Unlock a world of possibilities! Login now and discover the exclusive benefits awaiting you.
Colleagues,
during one of the discussions of the Qlik Community there was an idea to test in practice the following question. Often, in practice, there is a task to add to an existing table a new calculation field. The discussions often occur two variants.
Variant 1. Loading table starting (using From, Inline or Autogenerate). Next, using NoConcatenate to create a second table with all the fields of start table and add a new field. At the end of the starting table is deleted.
Variant 2. Loading table starting (using From, Inline or Autogenerate). Next, using Left Join add a new field.
Question: Which variant is faster when much data?
The following code was used for variant 1.
//load the start table
StartTable:
LOAD
RecNo() as ID,
Div(Rand()*100, 1) as Volume
AutoGenerate 100000000;
LET StartTime = Now(); //Start time
NoConcatenate
FinishTable:
LOAD*,
Volume - 50 as Volume1
Resident StartTable;
DROP Table StartTable;
LET FinishTime = Now(); //Finish time
LET ResultTime = Time(FinishTime - StartTime);
The following code was used for variant 2.
//load the start table
StartTable:
LOAD
RecNo() as ID,
Div(Rand()*100, 1) as Volume
AutoGenerate 100000000;
LET StartTime = Now(); //Start time
left Join
LOAD*,
Volume - 50 as Volume1
Resident StartTable;
LET FinishTime = Now(); //Finish time
LET ResultTime = Time(FinishTime - StartTime);
The measurements were performed on a single computer. For each variant, created from scratch a new clean database with no data. Create 100 million records in the starting table. Carried eight downloads the script of each variant.
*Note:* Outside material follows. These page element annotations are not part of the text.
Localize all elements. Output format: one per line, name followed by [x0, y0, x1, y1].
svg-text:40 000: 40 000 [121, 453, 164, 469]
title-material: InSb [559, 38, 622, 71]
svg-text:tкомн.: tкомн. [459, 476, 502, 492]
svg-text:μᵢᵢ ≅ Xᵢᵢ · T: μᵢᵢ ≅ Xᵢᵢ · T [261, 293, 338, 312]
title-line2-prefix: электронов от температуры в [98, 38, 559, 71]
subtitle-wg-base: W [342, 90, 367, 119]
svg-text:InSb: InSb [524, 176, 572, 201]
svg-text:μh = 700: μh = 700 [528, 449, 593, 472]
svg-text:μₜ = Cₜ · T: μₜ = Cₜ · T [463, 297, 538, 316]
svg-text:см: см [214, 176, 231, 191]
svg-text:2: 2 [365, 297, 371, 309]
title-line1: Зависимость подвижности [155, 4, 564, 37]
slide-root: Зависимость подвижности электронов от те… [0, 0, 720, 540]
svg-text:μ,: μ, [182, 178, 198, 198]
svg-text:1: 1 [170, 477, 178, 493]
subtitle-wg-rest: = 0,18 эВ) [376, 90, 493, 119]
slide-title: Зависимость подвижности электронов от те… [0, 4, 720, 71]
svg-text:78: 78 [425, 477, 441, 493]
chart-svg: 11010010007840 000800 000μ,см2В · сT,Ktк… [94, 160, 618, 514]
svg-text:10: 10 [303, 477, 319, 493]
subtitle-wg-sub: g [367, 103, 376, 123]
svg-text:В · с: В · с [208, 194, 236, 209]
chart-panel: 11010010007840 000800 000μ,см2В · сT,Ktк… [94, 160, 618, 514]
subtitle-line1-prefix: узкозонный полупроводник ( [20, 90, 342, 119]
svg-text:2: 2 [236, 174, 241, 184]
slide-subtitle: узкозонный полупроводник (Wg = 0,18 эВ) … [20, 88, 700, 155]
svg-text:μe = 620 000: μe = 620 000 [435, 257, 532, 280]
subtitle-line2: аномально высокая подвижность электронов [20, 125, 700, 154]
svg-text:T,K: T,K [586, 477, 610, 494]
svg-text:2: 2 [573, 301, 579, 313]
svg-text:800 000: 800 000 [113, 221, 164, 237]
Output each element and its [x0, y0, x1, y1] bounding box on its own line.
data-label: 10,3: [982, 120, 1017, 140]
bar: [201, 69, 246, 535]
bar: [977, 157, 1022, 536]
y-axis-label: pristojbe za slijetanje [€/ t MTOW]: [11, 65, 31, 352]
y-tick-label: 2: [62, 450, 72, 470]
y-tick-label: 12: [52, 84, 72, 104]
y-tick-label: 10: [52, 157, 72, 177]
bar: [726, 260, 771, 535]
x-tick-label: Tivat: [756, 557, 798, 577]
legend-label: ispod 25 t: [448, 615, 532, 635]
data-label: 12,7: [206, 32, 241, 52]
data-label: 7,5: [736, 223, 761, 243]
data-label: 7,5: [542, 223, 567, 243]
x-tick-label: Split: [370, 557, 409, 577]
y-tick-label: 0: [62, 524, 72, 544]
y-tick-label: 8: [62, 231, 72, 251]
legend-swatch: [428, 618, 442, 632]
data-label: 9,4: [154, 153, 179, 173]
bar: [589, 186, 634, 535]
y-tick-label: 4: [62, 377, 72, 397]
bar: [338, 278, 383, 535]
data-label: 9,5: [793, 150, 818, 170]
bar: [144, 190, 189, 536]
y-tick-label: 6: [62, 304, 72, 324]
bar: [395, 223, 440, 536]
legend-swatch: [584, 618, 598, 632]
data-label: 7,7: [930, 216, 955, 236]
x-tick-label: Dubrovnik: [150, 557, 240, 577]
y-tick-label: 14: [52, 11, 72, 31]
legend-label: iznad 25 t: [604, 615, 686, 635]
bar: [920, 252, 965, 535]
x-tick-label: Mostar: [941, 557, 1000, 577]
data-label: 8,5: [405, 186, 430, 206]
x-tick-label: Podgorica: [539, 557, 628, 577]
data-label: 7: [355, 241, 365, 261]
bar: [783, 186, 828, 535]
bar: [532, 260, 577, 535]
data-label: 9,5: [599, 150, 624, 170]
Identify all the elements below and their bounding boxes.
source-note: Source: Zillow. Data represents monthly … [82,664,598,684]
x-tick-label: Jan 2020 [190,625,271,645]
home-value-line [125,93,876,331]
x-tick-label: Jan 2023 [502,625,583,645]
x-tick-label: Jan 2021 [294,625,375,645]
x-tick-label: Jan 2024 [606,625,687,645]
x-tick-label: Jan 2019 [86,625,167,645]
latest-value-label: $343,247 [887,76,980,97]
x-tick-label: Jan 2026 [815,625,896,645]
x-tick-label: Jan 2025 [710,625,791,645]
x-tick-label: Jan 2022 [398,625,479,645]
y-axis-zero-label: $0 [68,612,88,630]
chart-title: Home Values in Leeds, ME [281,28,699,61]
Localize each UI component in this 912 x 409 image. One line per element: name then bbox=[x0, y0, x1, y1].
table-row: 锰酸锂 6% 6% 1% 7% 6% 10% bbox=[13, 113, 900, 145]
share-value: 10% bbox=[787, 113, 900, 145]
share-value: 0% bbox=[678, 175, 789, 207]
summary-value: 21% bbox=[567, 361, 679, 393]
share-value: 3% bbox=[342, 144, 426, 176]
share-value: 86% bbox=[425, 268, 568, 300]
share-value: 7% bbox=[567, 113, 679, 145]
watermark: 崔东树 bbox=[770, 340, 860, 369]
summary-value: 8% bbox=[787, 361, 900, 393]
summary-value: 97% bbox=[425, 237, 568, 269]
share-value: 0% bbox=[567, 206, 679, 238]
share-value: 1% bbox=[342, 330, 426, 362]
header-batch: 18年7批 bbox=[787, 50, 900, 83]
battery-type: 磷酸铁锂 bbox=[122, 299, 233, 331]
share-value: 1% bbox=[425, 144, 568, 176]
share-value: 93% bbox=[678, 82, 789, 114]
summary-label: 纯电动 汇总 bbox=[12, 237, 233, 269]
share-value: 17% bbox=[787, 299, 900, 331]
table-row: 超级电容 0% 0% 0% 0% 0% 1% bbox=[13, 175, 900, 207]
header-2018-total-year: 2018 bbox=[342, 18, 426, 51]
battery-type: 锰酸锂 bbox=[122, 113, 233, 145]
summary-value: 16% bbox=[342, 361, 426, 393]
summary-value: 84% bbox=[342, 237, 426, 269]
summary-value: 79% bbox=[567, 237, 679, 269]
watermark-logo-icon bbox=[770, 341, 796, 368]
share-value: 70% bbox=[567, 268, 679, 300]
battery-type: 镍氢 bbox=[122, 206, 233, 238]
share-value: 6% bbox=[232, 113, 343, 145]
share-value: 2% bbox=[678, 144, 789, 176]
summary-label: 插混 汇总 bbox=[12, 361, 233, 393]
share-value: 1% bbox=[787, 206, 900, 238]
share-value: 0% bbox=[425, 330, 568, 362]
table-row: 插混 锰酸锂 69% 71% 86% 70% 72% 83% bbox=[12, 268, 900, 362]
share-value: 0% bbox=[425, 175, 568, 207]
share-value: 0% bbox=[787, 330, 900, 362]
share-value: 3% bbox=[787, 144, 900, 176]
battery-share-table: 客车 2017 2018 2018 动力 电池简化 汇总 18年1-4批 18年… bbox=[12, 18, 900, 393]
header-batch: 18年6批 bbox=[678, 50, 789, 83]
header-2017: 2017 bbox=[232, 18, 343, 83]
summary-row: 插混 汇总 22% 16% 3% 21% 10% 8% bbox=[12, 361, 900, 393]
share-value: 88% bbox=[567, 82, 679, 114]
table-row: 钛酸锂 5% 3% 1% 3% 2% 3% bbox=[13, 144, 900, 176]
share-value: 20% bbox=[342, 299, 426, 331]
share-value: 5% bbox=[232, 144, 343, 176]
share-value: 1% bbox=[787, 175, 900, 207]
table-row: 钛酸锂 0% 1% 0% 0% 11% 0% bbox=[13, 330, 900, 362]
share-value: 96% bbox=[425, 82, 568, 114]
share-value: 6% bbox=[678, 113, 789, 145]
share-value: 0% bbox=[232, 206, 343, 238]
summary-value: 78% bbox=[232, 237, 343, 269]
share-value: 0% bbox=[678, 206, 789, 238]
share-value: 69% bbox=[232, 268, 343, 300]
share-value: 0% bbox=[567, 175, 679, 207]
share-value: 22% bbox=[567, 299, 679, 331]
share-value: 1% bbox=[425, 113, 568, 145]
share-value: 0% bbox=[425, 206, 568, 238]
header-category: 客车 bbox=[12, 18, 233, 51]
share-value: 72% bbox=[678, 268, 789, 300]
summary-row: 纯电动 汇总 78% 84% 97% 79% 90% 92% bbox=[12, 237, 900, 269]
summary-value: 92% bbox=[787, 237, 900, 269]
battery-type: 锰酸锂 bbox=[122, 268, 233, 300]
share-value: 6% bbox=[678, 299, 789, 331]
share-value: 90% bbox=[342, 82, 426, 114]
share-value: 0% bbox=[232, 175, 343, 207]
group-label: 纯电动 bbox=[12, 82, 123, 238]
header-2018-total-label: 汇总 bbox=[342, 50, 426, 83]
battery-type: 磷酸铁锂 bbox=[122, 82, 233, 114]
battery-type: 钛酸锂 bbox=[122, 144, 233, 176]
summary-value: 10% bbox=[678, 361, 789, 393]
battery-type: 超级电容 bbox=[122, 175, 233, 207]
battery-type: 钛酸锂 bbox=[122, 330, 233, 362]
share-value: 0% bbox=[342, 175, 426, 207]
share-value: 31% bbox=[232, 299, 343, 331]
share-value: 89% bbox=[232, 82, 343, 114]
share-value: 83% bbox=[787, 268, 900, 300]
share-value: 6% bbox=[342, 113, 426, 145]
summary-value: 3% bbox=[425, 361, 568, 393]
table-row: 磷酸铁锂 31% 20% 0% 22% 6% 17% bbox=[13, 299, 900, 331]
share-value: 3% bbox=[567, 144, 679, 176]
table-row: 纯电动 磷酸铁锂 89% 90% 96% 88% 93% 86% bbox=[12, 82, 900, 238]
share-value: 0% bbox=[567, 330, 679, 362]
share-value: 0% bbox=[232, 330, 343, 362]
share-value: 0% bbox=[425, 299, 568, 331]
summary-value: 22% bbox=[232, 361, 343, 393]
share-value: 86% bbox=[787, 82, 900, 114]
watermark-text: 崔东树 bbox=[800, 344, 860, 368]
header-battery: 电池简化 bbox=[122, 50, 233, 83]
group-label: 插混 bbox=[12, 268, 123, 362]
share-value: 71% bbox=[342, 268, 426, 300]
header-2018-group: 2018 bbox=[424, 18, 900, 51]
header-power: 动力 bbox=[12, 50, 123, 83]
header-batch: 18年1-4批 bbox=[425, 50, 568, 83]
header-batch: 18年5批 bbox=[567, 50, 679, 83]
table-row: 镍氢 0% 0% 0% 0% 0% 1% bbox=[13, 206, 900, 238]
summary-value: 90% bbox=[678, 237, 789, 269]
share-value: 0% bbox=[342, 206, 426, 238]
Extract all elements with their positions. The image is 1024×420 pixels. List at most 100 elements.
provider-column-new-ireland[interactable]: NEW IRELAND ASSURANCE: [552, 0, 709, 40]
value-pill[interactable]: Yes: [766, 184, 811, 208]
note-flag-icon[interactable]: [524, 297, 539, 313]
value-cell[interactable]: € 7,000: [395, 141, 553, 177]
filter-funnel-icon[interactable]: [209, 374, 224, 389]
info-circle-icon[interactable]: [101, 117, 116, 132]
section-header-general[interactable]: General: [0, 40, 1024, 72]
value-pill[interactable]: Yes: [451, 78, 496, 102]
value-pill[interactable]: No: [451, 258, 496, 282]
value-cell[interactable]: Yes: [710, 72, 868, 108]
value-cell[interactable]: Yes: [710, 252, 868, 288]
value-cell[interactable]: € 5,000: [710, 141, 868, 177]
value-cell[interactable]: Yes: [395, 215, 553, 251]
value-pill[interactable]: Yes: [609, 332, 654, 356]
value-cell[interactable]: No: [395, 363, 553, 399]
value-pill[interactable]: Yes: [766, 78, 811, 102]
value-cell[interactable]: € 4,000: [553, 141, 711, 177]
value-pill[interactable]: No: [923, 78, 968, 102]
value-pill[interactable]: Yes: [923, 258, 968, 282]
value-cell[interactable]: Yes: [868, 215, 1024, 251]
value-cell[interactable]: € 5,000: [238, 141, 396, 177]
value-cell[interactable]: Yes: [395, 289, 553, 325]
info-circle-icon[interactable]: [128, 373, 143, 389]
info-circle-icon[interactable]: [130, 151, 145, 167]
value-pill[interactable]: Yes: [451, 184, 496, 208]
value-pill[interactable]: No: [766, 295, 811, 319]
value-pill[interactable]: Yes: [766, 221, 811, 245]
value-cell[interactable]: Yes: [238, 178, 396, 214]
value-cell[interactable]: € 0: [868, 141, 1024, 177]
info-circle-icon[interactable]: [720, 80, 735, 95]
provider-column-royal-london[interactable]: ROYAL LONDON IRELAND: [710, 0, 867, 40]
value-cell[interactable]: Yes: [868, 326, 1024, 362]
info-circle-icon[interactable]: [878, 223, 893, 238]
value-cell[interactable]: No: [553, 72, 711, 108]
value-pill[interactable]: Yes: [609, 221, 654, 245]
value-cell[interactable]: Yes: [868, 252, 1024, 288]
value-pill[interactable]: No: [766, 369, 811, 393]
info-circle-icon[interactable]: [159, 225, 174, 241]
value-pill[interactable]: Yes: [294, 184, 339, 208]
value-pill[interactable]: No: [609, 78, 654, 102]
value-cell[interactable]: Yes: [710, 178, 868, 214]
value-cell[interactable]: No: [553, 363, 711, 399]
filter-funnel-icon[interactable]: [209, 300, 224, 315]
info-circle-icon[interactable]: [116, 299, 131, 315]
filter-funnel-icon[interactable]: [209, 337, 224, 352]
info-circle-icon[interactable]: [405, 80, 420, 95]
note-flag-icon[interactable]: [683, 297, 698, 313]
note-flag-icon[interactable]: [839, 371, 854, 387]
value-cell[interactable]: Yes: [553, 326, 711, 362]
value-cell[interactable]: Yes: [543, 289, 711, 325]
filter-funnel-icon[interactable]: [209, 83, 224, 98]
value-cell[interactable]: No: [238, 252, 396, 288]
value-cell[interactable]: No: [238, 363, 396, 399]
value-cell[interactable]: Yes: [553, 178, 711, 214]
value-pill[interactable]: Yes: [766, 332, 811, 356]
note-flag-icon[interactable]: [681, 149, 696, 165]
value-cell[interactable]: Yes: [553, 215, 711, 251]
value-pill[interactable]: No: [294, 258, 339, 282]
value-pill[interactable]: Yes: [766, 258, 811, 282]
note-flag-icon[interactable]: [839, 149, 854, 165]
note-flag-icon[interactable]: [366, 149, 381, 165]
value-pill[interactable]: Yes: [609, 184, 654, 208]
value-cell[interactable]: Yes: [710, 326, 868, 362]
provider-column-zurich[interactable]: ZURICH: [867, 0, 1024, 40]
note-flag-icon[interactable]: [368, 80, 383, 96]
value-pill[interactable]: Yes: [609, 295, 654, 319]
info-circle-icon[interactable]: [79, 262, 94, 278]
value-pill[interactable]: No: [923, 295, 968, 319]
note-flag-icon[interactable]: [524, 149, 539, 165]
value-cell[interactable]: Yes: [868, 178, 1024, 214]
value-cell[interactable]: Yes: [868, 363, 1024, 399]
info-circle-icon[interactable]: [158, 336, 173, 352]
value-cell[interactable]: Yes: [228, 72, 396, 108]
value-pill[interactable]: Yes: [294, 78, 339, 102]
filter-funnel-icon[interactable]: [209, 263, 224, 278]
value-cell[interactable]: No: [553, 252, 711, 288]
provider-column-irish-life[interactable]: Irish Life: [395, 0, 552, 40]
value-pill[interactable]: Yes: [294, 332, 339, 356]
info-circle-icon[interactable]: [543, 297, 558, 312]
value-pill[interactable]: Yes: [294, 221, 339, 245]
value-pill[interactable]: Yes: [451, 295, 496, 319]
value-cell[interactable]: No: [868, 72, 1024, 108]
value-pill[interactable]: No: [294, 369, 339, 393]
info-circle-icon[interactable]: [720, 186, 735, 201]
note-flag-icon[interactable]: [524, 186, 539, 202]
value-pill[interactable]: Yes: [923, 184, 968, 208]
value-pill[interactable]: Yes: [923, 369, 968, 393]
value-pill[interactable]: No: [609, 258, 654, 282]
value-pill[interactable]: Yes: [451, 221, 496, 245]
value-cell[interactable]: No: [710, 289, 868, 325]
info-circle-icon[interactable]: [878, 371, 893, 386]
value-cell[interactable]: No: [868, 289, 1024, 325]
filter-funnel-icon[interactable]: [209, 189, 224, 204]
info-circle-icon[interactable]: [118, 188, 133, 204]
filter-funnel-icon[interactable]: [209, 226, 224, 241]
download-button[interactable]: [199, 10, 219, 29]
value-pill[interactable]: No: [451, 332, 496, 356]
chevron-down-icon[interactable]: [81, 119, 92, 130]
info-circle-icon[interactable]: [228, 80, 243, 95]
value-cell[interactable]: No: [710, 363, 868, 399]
The results were obtained as follows.
Variant 1
Example picture
The average download time was ~27,9 seconds.
Variant 2
Example picture
The average download time was ~33,0 seconds.
Conclusion: The rate of data download variant 1 above variant 2 download speed by ~18,3%. For a small data size speed difference is likely to be not noticeable, it may be used any of the variants. For large amounts of data difference of speed should be considered depending on the circumstances.
I am glad, if these measures show someone interesting.
Regards,
Andrey
Hi Andrey, you have to be concerned that your second approach has a severe vulnerability to data inconsistency risk. Consider that your fact table to which you are adding a new calculated field has several fully duplicated rows. This case is rather likely in real environments, and if you make a join like the one you mentioned you'll inevitably come with a set of unintentionally multiplicated records which will misrepresent your calculations. The code below is an illustration.
So I would strongly NOT recommend using Left Join for a task of adding a calculated field to a logical table. The safest and most practical method would still be using a temporary table with resident load from a previously loaded table and subsequent deletion of the latter. An alternative approach would be Preceeding Load feature, though it has it's own limitations, see Rob Wunderlich's article The Cost of Preceding Load | Qlikview Cookbook
/* load 3 records of data with 2 of them beeing fully similar */
[fact table]:
LOAD
*
Inline
[
Dim1 , Dim2 , Measure1
DimValue1-1 , DimValue2-1 , 1
DimValue1-1 , DimValue2-1 , 1
DimValue1-2 , DimValue2-2 , 2
]
;
/* adding a calculated field through Left Join */
Left Join ([fact table])
LOAD
*,
( Measure1 * 10 ) as Measure2
Resident
[fact table]
;
/* !!! ending up with 5 records of data, which is an undesired result */
Hi Vasily,
thank you for your reply and your thoughts. It was only on the comparison of download speed in those cases where the use of the left connection is possible (key fields by definition can not have two identical values, for example).
And of course you're right. We have to understand the applicability of the LEFT JOIN use at load.
Thank you for your helpful comment.
Regards,
Andrey
Although the above task is not within the theme this document, let's we will solve it - the task is set and has not been solved. As variant, to the source code we will add two lines (the source code is left unchanged, the added one is highlighted in red)
/* load 3 records of data with 2 of them beeing fully similar */
[fact table]:
LOAD
RecNo() as ID, //Add artificial key field
*
Inline
[
Dim1 , Dim2 , Measure1
DimValue1-1 , DimValue2-1 , 1
DimValue1-1 , DimValue2-1 , 1
DimValue1-2 , DimValue2-2 , 2
]
;
/* adding a calculated field through Left Join */
Left Join ([fact table])
LOAD
*,
( Measure1 * 10 ) as Measure2
Resident
[fact table]
;
DROP Field ID From [fact table]; //Delete artificial key field
/* !!! ending up with 5 records of data, which is an undesired result */
Result
Well, now you ended up with adding calculated field twice, first one being artificial key ))) This trick might double reload time of this part of the script. I cannot think of any scenario where it could be useful. However, thanks for your research, now I'm quite sure that the simplier method with temporary resident is also the most effective and safe. No doubt.